Decode the Streamline Sales Tax Project

If you're a retailer who ships out of state, you could be hit with a huge tax bill next year. Here's what you need to know.


Fast Facts

Online tools can help ease implementation and keep businesses up to date with local changes.

Taking action now allows businesses to capitalize on the current sales tax amnesty program.

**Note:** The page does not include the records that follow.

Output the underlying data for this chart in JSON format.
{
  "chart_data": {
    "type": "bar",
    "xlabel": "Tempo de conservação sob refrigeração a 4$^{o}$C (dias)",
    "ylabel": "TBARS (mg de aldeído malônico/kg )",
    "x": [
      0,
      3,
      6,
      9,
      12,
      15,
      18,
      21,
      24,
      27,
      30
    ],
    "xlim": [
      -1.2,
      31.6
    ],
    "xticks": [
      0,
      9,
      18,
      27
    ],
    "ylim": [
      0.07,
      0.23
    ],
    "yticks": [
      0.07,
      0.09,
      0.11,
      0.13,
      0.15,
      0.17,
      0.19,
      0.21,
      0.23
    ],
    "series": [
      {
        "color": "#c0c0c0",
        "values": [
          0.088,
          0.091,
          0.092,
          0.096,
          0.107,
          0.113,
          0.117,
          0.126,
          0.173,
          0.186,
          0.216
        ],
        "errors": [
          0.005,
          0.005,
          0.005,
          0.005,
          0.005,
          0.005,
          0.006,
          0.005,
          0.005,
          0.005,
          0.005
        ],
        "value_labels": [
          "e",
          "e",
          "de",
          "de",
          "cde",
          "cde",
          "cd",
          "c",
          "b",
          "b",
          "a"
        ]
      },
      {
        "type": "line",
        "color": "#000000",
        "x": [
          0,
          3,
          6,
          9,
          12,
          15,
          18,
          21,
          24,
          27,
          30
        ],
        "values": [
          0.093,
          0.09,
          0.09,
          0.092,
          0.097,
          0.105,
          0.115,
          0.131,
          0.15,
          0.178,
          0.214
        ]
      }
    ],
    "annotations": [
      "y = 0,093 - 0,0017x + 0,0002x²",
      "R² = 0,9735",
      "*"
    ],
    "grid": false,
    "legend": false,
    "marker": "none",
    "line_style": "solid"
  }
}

Once enacted, uniform definitions and set standards will make it easier for remote sellers to collect sales tax from a customer in another state


Like most tax related information, the Streamline Sales Tax Project (SSTP) is anything but easy to understand. And, while few businesses are aware of its implications, SSTP's possible passage is sure to affect how retail businesses operate. This includes catalog retailers and businesses involved in e-commerce, or sales over the Internet.


SSTP Origins

In 1992, the U.S. Supreme Court ruled that remote sellers must collect sales tax from out-of-state customers if the business has a physical presence in the customer's home state. The ruling's intent was to alleviate the burden on retailers trying to understand the widespread rules in thousands of different jurisdictions.


However, states and numerous brick-and-mortar retailers claimed that the ruling created an unfair business environment favoring remote sellers. As a result, in 2000, multiple states officially organized the SSTP and currently numerous states are passing legislation to join the program. The SSTP's primary goal is to simplify and standardize the sales tax collection process across the country, so that remote retailers can easily access and apply sales taxes in the jurisdictions they ship to.


Recognizing that the project was building steam and support, the U.S. Congress committed to draft legislation requiring collection when at least 10 states with 20% of the nation's population signed the agreement. This threshold is getting close to being met.


SSTP's Potential Impact

Recognizing that the SSTP might meet its criteria, The Simplified Sales and Use Tax Act of 2003 was introduced. If enacted, federal legislation would take what is currently slated to be a voluntary collection system and make it a mandatory one.


Even though a firm date has not been set for activation, this would be a significant change for business, says Kristi Magill, managing director of state and local tax division with Minneapolis-based RSM McGladrey Inc. "All told, there are more than 7,000 jurisdictions including states, counties and cities that charge a sales tax. This can significantly impact how businesses operate, especially in states that formerly allowed firms to use an origin-based sales tax calculation system," Magill says. "You no longer need to just keep track of your own local jurisdiction; you now need to know how sales tax is charged wherever you ship to."


Magill adds that when the SSTP meets its threshold and is officially activated, participating state governments are supposed to provide a software solution to simplify the process, but no software developer has been chosen yet.


Even though voluntary participation may seem like more hassle than it's worth, early enrollment does have its benefits, including avoiding retroactive tax collection. "Businesses have also been presented with an amnesty provision allowing them to wipe out past debts as long as they are willing to register under the SSTP and comply in all member states from this point forward," Magill says.


If they don't comply, businesses can be hit with a retroactive tax bill dating back to the day their home-state adopted the program. "This can be significant," Magill adds.